After four days meeting UN diplomats in Djibouti, the two sides agreed to attend further talks in two weeks time.
The opposition insists it will not engage in direct negotiations until the government agrees a timetable for Ethiopian troops to leave Somalia.
The two sides did, however, issue a joint appeal to improve aid access.
Ethiopian troops are in Somalia supporting a transitional government, but an insurgency has led hundreds of thousands to flee their homes.
The parties decided to meet again in Djibouti for further talks on 31 May.

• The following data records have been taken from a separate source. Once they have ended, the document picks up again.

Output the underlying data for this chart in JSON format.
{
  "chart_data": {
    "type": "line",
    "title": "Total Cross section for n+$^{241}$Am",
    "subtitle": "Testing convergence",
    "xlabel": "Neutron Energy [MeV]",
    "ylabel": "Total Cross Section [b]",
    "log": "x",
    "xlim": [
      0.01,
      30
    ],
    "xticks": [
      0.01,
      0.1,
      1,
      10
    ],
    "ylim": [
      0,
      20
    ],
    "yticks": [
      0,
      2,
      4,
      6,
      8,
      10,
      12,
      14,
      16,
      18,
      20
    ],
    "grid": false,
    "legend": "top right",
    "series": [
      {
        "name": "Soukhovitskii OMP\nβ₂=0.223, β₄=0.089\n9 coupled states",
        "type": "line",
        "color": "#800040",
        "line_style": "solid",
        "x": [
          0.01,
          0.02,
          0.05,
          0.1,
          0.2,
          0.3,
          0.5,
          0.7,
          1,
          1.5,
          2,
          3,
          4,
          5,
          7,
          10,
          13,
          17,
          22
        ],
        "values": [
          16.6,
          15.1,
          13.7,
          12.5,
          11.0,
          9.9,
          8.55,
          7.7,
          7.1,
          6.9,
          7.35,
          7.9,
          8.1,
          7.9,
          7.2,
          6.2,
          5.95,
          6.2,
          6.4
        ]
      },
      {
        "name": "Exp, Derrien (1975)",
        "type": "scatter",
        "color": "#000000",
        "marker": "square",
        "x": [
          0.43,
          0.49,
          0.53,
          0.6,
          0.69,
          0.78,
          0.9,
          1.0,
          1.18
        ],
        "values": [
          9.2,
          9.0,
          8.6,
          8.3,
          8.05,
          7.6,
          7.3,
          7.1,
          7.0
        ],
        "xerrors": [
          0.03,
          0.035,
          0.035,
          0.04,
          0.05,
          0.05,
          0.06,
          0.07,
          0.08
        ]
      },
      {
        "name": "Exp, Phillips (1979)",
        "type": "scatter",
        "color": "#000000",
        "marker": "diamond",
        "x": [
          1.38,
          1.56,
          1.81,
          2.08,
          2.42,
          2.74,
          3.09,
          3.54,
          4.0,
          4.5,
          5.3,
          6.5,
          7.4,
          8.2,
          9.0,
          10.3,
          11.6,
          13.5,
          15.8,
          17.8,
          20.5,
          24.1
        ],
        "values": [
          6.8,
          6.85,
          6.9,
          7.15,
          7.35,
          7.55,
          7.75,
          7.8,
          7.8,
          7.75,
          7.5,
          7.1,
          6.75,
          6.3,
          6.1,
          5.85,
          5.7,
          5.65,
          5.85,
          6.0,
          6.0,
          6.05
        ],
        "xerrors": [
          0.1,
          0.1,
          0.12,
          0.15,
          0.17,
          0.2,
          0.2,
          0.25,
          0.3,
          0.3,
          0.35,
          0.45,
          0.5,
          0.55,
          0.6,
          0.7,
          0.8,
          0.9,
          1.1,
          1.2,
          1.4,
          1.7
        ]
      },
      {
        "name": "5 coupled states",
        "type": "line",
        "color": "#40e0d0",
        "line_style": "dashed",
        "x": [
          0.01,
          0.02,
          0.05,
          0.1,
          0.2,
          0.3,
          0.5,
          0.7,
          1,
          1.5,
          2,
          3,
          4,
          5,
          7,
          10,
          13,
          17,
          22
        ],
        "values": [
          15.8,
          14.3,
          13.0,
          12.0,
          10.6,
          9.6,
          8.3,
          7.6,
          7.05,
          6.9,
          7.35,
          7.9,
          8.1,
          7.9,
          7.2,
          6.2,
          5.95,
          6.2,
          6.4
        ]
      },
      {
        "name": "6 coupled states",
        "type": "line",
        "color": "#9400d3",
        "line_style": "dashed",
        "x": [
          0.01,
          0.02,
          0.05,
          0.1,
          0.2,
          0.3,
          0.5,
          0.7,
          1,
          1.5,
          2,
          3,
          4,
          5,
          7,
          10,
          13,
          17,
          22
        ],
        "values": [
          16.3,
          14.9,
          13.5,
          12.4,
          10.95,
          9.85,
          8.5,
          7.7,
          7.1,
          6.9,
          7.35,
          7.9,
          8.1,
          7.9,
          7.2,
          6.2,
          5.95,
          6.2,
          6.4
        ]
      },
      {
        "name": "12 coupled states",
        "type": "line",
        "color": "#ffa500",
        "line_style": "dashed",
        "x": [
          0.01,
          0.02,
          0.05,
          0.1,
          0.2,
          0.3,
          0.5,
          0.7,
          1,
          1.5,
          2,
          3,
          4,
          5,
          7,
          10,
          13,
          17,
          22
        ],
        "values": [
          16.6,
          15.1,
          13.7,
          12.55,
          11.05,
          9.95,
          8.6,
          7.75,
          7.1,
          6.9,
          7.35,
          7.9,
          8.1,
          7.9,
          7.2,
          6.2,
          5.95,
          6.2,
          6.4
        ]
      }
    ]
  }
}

The issue of the Ethiopian occupiers highlights the problems caused by our inadequate international institutions. If anyone should be boosting Somalia’s transitional government, it should be international forces, not those of a neighboring country perceived by many Somalis as an enemy. The UN has flirted with the idea of sending in peacekeepers, though in my view they should fulfill their mandate in Sudan before considering such a move. If world powers offered greater support to the UN, of course, it would be possible to have forces in both countries.
Barring those kind of solutions, which at present appear terribly far off, no side in the Somali seems likely to have their demands met in the near future. And that’s why fighting will continue, as it did today when UIC militants seized control of Jilib, a small town in southern Somalia. And in deep-rooted conditions of violence and insecurity, the next generation faces a future that is just as bleak.